Menarik sekali untuk disimak pula adalah terjadinya perubahan iklim dan budaya politik di Indonesia pasca-reformasi setelah adanya demokratisasi dan transparansi di berbagai bidang khususnya bidang politik sehingga demokratisasi dan keterbukaan di negara kita makin menggelinding. Menjelang memuncaknya gerakan reformasi bermunculan berbagai kelompok dan organisasi sosial dan organisasi massa seperti Persauan Cendekiawan Pembangunan Pancasila (PCPP), Yayasan Kerukunan Persaudaraan Kebangsaan (YKPK) yang dkenal sebagai kelompok Pelangi, Persatuan Nasional Indonesia (PNI) yang dibidani oleh tokoh-tokoh lama atau mantan pengurus Partai Nasional Indonesia (PNI) seperti Usep Ranuwijaya, Sanusi Haradinata, Ny. Supeni, dan makin merebaknya issue akan berdirinya Masyumi baru, PARKINDO baru, dan sebagaInya. Tak ketinggalan di kalangan kaum muda Yogyakarta berdiri kelompok kaum muda yang menamakan diri Front Kaum Muda Yogyakarta (FKMY) yang menginginkan perubahan-perubahan politik dan ekonomi.

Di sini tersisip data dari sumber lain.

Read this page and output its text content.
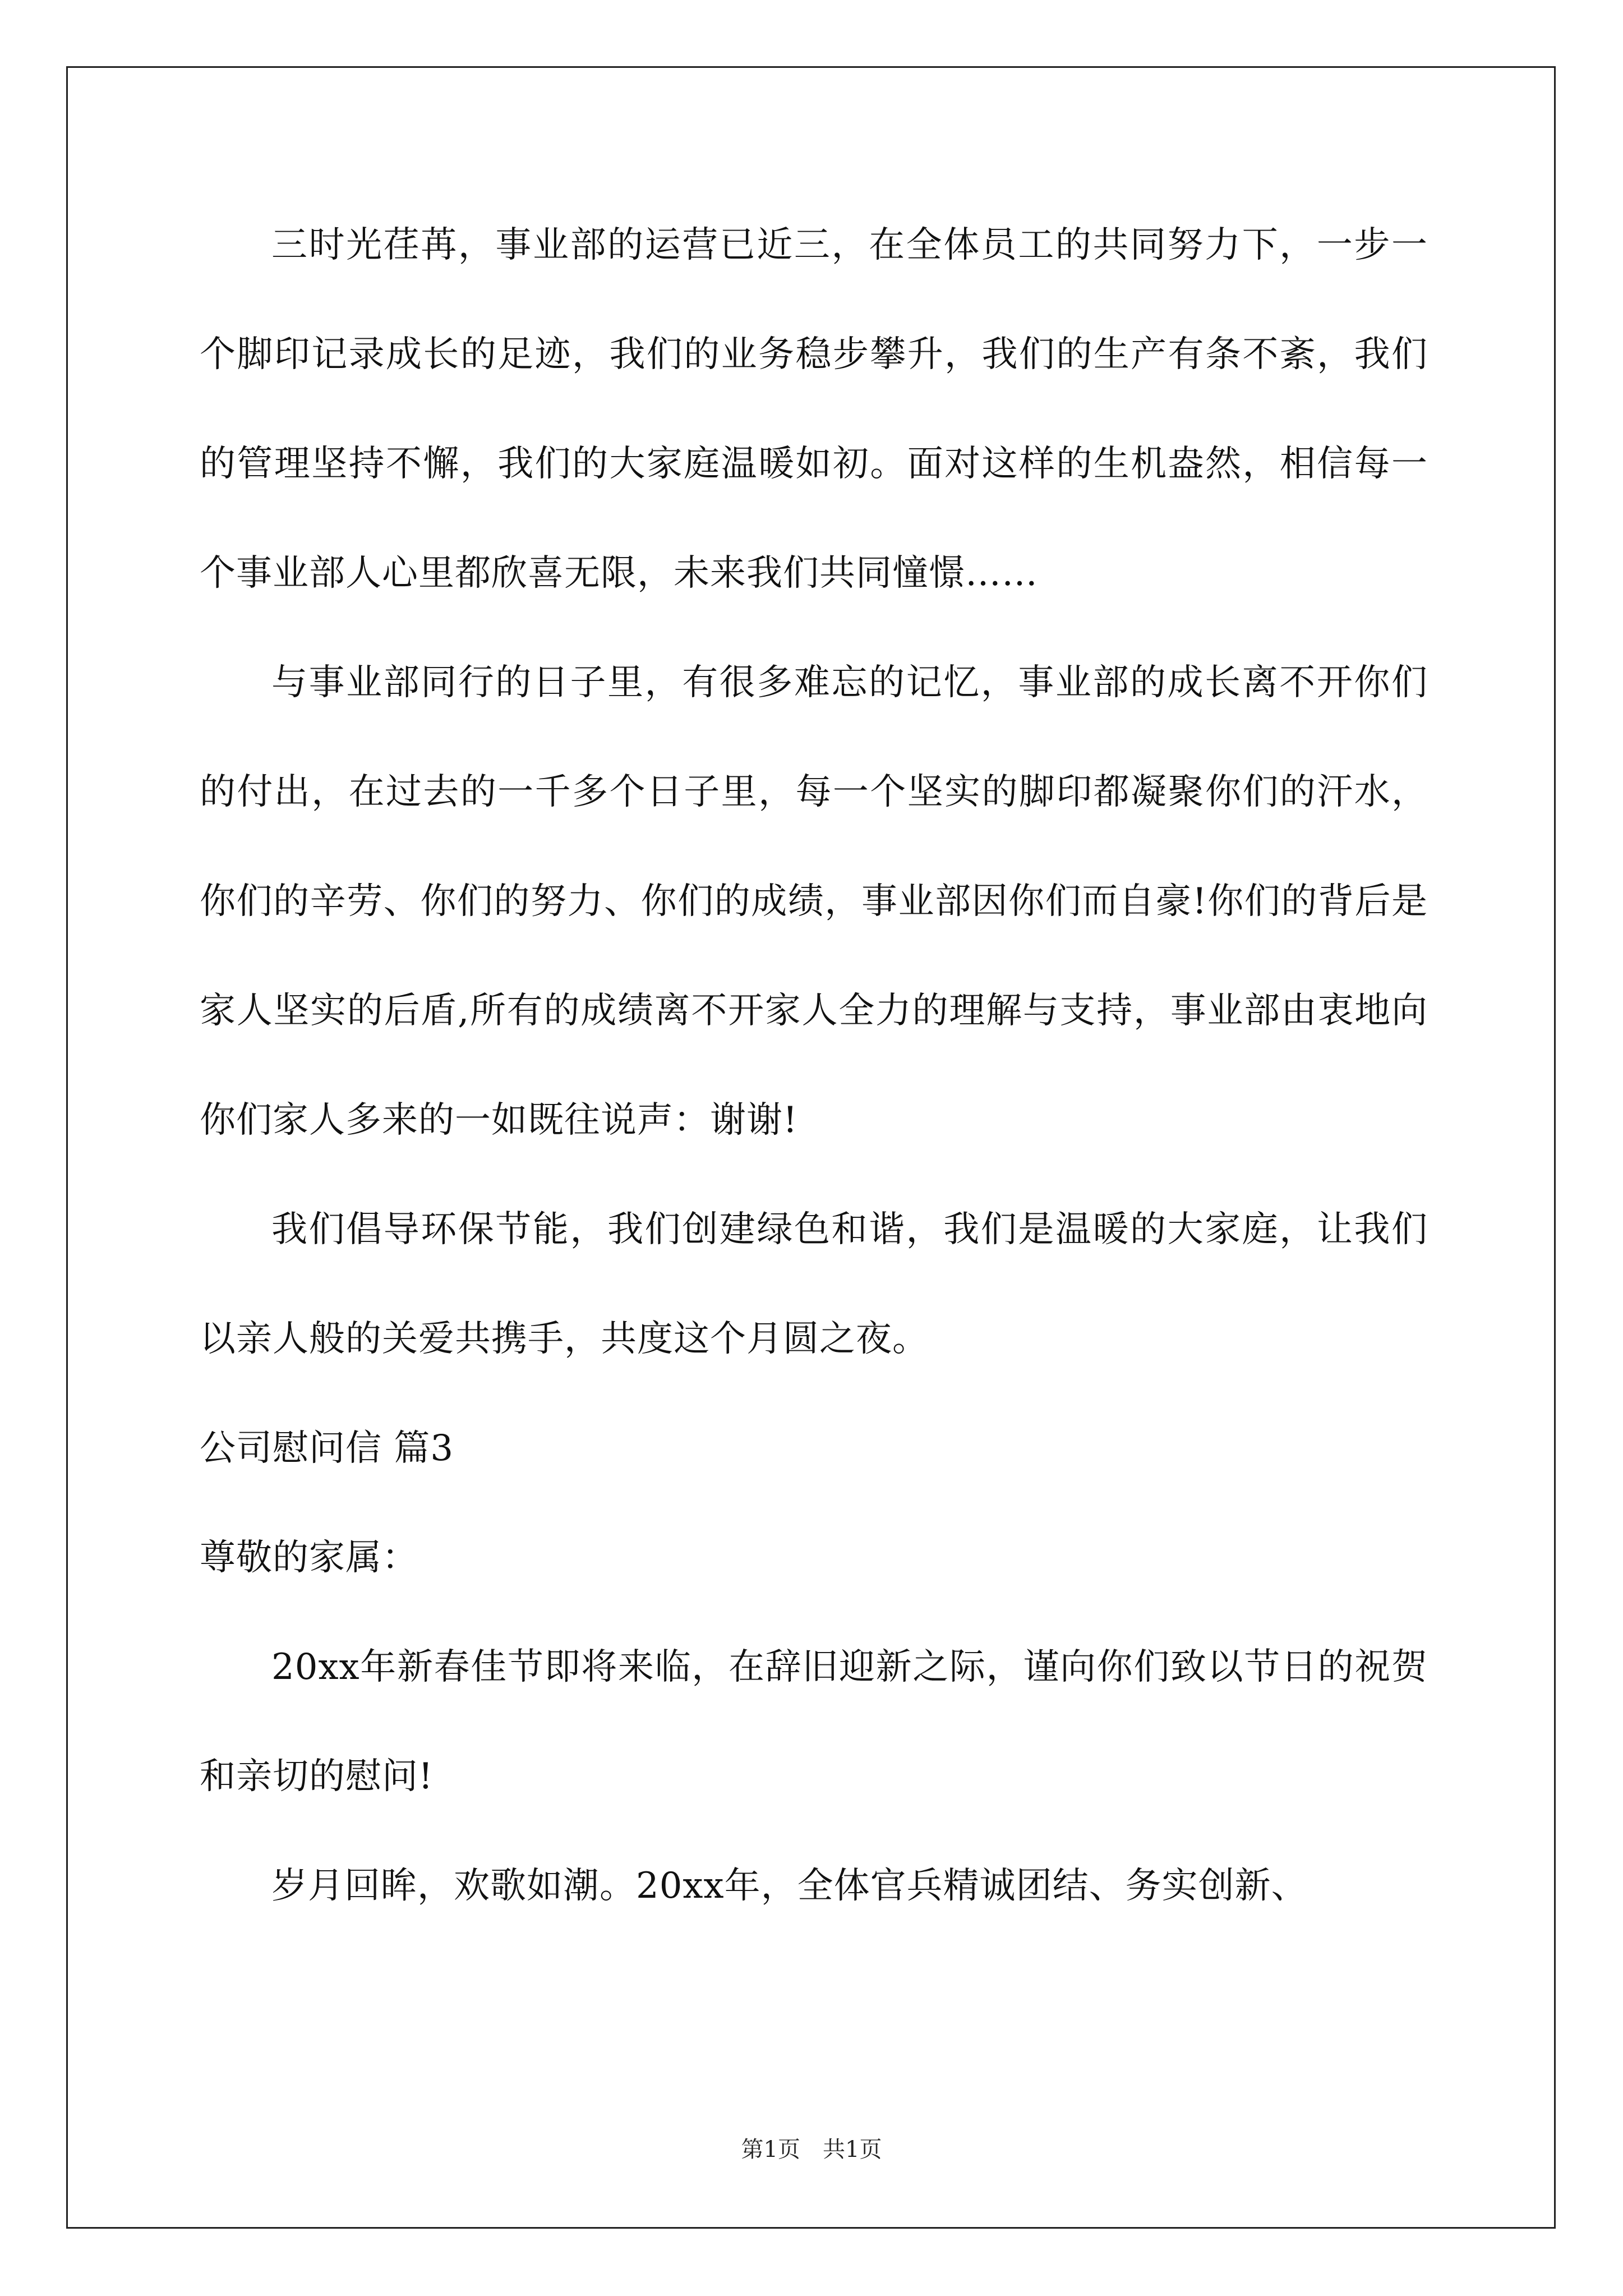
三时光荏苒，事业部的运营已近三，在全体员工的共同努力下，一步一个脚印记录成长的足迹，我们的业务稳步攀升，我们的生产有条不紊，我们的管理坚持不懈，我们的大家庭温暖如初。面对这样的生机盎然，相信每一个事业部人心里都欣喜无限，未来我们共同憧憬……

与事业部同行的日子里，有很多难忘的记忆，事业部的成长离不开你们的付出，在过去的一千多个日子里，每一个坚实的脚印都凝聚你们的汗水，你们的辛劳、你们的努力、你们的成绩，事业部因你们而自豪!你们的背后是家人坚实的后盾,所有的成绩离不开家人全力的理解与支持，事业部由衷地向你们家人多来的一如既往说声：谢谢!

我们倡导环保节能，我们创建绿色和谐，我们是温暖的大家庭，让我们以亲人般的关爱共携手，共度这个月圆之夜。

公司慰问信 篇3

尊敬的家属：

20xx年新春佳节即将来临，在辞旧迎新之际，谨向你们致以节日的祝贺和亲切的慰问!

岁月回眸，欢歌如潮。20xx年，全体官兵精诚团结、务实创新、

第1页 共1页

Dengan dibukanya kran kebijakan politik pasca-reformasi lahirlah puluhan (sekitar 60-an) partai politik baik yang memiliki basis pendukung besar (grass root) di tanah air seperti Partai
Kebangkitan Bangsa (PKB), dan Partai Amanat Nasional (PAN), maupun partai-partai politik lain seperti Partai Bulan Bintang (PBB), Partai Masyumi baru, Partai Keadilan, Partai Republik, Partai Buruh, dan sebagainya. Sungguh bermunculannya berbagai organisasi sosial dan kemasyarakatan serta lahirnya berbagai partai politik ini merupakan fenomena menarik sehingga mengundang perhatian berbagai pengamat sosial politik baik dalam maupun luar negeri.
Jika kita cermati transformasi sosial budaya modern dilatarbelakangi oleh berbagai faktor antara lain: (1) Perkembangan teknologi komunikasi/ informasi, misalnya penemuan satelit, kabel serat optik, dan komputer, dan (2) Perkembangan media komunikasi dan informasi, yang terbagai dalam: (a) Media elektronik: televisi, radio, dan film, (b) Media cetak: surat kabar, majalah, buletin,
dan lain-lain, dan (c) Media komunikasi: telepon, faksimile, dan internet.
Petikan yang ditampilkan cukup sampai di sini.